Mas o que se viu nas primárias de 2020 foi o contrário. Uma guinada para esquerda. Kamala passou sua rápida campanha tentando se desassociar de posições que havia defendido em 2019 —transição de gênero para prisioneiros, veto à exploração de gás de xisto, descriminalização de imigrantes indocumentados, corte de recursos para as polícias. Não foi muito crível.
O eleitorado claramente rejeitava o governo de Biden. Na média em seu mandato, Biden teve 43% de popularidade segundo o Gallup. Historicamente, os presidentes que conseguiram se reeleger tiveram média de ao menos 49%.

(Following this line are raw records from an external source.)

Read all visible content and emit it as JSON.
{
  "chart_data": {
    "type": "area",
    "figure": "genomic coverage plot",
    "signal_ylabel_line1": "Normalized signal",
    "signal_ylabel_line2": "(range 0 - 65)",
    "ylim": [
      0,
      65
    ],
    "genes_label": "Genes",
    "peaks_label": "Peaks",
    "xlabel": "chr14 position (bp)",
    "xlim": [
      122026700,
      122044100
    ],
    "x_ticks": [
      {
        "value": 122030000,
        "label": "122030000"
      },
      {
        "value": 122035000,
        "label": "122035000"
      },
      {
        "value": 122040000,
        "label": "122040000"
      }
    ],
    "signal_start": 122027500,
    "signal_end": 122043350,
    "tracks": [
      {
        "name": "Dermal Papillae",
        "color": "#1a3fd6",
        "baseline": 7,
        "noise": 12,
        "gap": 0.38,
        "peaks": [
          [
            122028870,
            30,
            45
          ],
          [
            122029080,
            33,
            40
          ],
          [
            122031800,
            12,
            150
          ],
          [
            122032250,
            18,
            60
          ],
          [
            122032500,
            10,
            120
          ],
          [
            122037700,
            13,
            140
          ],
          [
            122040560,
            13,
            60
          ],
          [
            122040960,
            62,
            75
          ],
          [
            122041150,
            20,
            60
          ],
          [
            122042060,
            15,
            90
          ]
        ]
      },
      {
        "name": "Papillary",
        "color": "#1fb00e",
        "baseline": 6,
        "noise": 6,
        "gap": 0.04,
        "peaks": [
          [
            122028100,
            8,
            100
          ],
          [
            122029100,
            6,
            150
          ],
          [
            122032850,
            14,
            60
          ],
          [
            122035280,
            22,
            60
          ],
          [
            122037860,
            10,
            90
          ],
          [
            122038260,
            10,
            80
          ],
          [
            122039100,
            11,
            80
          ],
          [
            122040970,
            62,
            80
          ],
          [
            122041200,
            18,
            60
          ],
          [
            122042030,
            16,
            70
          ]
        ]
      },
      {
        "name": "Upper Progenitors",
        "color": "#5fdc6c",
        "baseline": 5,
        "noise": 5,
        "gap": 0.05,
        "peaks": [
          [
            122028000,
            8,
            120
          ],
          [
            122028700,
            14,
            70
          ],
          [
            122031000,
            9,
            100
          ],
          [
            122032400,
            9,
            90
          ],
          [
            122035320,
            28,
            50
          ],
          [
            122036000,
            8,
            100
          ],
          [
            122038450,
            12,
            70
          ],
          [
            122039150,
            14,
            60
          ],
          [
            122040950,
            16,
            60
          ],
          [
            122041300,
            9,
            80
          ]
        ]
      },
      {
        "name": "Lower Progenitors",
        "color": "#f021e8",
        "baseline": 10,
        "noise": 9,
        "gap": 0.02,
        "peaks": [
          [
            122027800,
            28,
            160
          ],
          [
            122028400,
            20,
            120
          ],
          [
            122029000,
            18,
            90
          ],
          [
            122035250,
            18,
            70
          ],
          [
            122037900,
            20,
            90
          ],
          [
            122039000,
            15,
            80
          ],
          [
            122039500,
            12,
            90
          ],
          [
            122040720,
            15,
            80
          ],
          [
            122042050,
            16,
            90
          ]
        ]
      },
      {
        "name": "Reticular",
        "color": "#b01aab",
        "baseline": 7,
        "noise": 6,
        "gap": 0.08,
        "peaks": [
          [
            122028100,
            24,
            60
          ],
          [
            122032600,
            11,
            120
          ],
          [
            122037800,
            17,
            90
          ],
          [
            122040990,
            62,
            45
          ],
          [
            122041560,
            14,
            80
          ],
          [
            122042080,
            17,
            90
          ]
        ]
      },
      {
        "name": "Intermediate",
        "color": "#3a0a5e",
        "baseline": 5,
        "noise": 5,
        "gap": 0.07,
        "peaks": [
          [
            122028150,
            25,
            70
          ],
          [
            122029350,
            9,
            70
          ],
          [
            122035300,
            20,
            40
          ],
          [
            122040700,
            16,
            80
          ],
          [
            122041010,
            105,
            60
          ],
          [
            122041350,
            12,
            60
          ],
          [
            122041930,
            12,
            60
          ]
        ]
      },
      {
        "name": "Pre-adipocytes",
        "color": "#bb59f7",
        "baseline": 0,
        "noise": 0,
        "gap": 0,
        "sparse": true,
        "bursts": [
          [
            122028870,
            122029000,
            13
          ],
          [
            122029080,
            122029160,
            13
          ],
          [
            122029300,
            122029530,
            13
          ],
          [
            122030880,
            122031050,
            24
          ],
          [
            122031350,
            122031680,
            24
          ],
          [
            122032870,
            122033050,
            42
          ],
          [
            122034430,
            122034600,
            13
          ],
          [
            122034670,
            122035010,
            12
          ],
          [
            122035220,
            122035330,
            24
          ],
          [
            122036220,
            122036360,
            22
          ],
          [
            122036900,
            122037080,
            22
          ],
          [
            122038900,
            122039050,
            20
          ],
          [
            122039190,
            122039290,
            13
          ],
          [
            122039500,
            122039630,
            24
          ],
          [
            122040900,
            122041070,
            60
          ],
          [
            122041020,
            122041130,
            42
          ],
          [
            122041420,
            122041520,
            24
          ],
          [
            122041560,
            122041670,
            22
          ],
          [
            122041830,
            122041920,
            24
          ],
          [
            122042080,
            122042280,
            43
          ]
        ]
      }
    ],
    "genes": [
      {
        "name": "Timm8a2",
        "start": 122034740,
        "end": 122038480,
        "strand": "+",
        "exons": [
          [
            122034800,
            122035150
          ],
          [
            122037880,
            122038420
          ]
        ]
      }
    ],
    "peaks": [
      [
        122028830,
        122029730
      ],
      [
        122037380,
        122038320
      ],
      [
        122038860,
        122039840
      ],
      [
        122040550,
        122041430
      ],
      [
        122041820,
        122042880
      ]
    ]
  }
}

Sim, a inflação vinha caindo após chegar a um pico em 2021. O desemprego está em nível historicamente baixo. E após medidas de Biden em junho, a entrada de migrantes em situação irregular pela fronteira do México voltou aos níveis do governo Trump.
Mas tudo isso, de alguma maneira, não foi suficiente para convencer o eleitor a votar em sua sucessora. O eleitorado queria mudança. E por mais que Kamala tentasse se dissociar de Biden, no limite de parecer desleal, seu retrato como candidata da mudança não colou.
Sincericídios não ajudaram. “Eu não faria uma única coisa diferente do que Biden fez”, disse em entrevista ao programa The View (tentou consertar depois, dizendo que teria republicanos em seu secretariado, mas era tarde).
Tampouco é possível dizer que a eleição deste ano pode ser explicada apenas pelo carisma inquebrantável de Trump. Sim, tal como ele disse: “eu posso estar de pé no meio da Quinta Avenida e atirar em alguém que não vou perder votos”. E os eleitores ignoraram o fato de ele ter tentado reverter o resultado da eleição passada, ser condenado por crimes, entre outros probleminhas.
Mas isso vale para seus apoiadores raiz. E ele precisou de muitos independentes e republicanos mais moderados para vencer. Isso fica patente no desempenho dos republicanos em todos os níveis. Além de potencialmente levarem o voto popular pela primeira vez desde 2004 (George W. Bush em união nacional pós-11 de Setembro), Republicanos ganharam o controle do Senado com boa margem (ao menos 4 assentos) e ainda podem manter a maioria na Câmara.
Quando venceu em 2020, Joe Biden afirmou que Trump havia sido “um momento de aberração” na história dos Estados Unidos. Cada vez mais, parece que o interlúdio foi Biden, e o futuro, pelo menos nos próximos anos, tem a cara de Donald Trump.